🤖 AI Summary
To address the poor generalization of machine learning-based video coding on user-generated content (UGC) videos—characterized by high spatiotemporal variability—this paper proposes a novel triple-dynamic preprocessing framework. It introduces, for the first time, a synergistic and tunable adaptive mechanism comprising dynamic preprocessing intensity, dynamic quantization level, and dynamic λ-based rate-distortion trade-off. Leveraging a differentiable encoder simulator, adaptive factor modulation, and a dynamically adjusted λ loss function, the framework enables end-to-end joint rate-distortion optimization. Evaluated on a large-scale real-world UGC video benchmark, the method achieves an average BD-rate reduction of 12.6% over state-of-the-art approaches, demonstrating superior compression efficiency while preserving visual quality—thereby striking a more favorable balance between rate and distortion.
📝 Abstract
In recent years, user generated content (UGC) has become the dominant force in internet traffic. However, UGC videos exhibit a higher degree of variability and diverse characteristics compared to traditional encoding test videos. This variance challenges the effectiveness of data-driven machine learning algorithms for optimizing encoding in the broader context of UGC scenarios.
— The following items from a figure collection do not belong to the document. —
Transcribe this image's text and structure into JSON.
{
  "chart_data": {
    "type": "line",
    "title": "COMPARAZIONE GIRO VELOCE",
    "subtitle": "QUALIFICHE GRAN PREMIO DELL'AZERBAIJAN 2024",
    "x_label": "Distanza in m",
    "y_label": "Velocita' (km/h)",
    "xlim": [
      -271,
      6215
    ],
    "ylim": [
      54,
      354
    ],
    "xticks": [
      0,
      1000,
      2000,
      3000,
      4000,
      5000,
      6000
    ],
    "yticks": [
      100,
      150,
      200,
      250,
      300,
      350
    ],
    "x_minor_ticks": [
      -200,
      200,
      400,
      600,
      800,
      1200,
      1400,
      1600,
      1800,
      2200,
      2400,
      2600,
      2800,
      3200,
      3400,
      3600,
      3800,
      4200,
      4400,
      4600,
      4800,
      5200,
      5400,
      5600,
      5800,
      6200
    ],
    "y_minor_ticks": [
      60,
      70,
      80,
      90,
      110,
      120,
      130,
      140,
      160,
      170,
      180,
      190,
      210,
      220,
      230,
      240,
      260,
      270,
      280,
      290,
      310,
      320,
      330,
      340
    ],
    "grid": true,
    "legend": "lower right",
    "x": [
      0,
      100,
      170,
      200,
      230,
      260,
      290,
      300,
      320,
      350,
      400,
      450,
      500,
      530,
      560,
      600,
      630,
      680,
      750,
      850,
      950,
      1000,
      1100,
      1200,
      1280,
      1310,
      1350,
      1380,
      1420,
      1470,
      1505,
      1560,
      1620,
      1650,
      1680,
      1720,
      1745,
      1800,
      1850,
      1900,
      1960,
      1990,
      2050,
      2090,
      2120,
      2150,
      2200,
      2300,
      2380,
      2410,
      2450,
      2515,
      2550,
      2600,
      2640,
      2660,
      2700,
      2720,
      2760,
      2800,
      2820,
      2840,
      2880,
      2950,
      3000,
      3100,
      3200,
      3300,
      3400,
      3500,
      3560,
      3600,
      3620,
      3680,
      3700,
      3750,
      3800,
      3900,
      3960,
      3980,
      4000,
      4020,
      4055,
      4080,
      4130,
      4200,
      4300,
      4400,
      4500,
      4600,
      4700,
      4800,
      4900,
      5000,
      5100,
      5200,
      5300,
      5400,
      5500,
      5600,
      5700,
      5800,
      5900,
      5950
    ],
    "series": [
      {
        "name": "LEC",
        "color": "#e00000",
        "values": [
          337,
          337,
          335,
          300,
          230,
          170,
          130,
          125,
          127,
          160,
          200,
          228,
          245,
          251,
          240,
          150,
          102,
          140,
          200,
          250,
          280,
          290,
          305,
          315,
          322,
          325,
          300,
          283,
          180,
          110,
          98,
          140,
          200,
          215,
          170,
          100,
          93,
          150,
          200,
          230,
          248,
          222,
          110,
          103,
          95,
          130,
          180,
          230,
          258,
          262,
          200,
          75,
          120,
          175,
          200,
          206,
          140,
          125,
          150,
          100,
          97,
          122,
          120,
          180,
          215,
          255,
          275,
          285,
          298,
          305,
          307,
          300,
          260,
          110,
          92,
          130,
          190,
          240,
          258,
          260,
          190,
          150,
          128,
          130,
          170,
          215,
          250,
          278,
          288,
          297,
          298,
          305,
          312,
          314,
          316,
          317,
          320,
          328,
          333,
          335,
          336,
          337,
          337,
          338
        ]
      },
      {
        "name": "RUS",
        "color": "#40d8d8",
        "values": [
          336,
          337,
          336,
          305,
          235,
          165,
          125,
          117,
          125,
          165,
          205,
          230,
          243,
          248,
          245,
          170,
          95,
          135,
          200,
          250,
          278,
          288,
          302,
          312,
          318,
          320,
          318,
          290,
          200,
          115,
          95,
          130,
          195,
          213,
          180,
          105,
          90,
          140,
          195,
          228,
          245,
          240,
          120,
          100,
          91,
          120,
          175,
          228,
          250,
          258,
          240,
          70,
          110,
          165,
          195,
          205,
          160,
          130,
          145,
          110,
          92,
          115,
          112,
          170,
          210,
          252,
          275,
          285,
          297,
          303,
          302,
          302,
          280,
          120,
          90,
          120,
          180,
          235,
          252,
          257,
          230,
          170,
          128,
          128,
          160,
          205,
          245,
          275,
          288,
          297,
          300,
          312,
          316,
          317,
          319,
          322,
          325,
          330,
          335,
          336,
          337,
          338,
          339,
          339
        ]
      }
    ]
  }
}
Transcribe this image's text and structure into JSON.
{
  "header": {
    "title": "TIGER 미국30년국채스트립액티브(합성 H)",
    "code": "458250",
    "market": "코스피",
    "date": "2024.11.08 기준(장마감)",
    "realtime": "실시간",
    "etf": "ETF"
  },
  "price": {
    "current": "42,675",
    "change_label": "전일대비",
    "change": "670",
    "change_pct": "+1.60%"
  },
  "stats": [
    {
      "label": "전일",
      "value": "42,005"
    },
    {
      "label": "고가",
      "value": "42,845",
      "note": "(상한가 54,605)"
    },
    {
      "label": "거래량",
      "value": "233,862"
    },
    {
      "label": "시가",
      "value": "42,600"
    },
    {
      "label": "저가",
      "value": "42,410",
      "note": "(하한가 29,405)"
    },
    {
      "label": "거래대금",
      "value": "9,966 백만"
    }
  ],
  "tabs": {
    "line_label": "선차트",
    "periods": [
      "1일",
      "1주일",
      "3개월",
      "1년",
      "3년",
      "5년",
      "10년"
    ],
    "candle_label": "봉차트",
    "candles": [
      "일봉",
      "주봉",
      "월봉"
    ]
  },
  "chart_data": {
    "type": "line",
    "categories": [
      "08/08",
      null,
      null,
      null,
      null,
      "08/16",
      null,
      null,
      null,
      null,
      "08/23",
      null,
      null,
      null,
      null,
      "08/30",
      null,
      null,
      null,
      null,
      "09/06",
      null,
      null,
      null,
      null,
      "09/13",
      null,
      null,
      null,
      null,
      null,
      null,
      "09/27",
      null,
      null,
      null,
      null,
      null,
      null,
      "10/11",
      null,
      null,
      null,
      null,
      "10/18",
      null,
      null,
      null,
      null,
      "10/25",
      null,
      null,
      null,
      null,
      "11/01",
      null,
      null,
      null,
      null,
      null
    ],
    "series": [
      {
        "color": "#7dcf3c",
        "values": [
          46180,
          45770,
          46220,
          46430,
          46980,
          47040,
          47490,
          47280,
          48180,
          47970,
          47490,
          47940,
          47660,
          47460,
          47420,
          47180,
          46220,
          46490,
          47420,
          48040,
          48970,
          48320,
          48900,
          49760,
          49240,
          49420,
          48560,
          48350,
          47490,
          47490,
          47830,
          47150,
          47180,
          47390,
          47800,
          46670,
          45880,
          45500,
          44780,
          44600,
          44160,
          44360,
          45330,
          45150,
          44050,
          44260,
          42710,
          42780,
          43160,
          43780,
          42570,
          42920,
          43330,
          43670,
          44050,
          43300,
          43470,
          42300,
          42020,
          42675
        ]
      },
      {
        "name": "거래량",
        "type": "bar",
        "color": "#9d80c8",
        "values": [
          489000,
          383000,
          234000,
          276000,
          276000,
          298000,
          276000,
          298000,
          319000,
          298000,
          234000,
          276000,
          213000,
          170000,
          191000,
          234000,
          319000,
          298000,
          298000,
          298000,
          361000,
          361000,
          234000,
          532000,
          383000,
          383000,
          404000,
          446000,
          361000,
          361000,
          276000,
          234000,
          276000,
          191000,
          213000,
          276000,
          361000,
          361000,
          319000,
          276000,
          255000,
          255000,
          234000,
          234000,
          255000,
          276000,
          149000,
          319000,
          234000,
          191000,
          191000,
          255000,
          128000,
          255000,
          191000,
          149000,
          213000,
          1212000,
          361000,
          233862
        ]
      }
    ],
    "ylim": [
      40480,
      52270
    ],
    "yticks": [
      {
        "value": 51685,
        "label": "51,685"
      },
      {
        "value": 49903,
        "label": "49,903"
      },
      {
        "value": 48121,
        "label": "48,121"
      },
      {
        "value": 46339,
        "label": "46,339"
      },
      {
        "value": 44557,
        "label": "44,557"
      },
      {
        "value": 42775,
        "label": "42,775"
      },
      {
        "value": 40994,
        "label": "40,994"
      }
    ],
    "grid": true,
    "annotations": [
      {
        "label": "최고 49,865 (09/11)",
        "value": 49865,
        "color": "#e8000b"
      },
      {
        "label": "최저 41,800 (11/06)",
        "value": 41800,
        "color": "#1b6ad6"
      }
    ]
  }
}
To address this issue, we propose a Tri-Dynamic Preprocessing framework for UGC. Firstly, we employ an adaptive factor to regulate preprocessing intensity. Secondly, an adaptive quantization level is employed to fine-tune the codec simulator. Thirdly, we utilize an adaptive lambda tradeoff to adjust the rate-distortion loss function. Experimental results on large-scale test sets demonstrate that our method attains exceptional performance.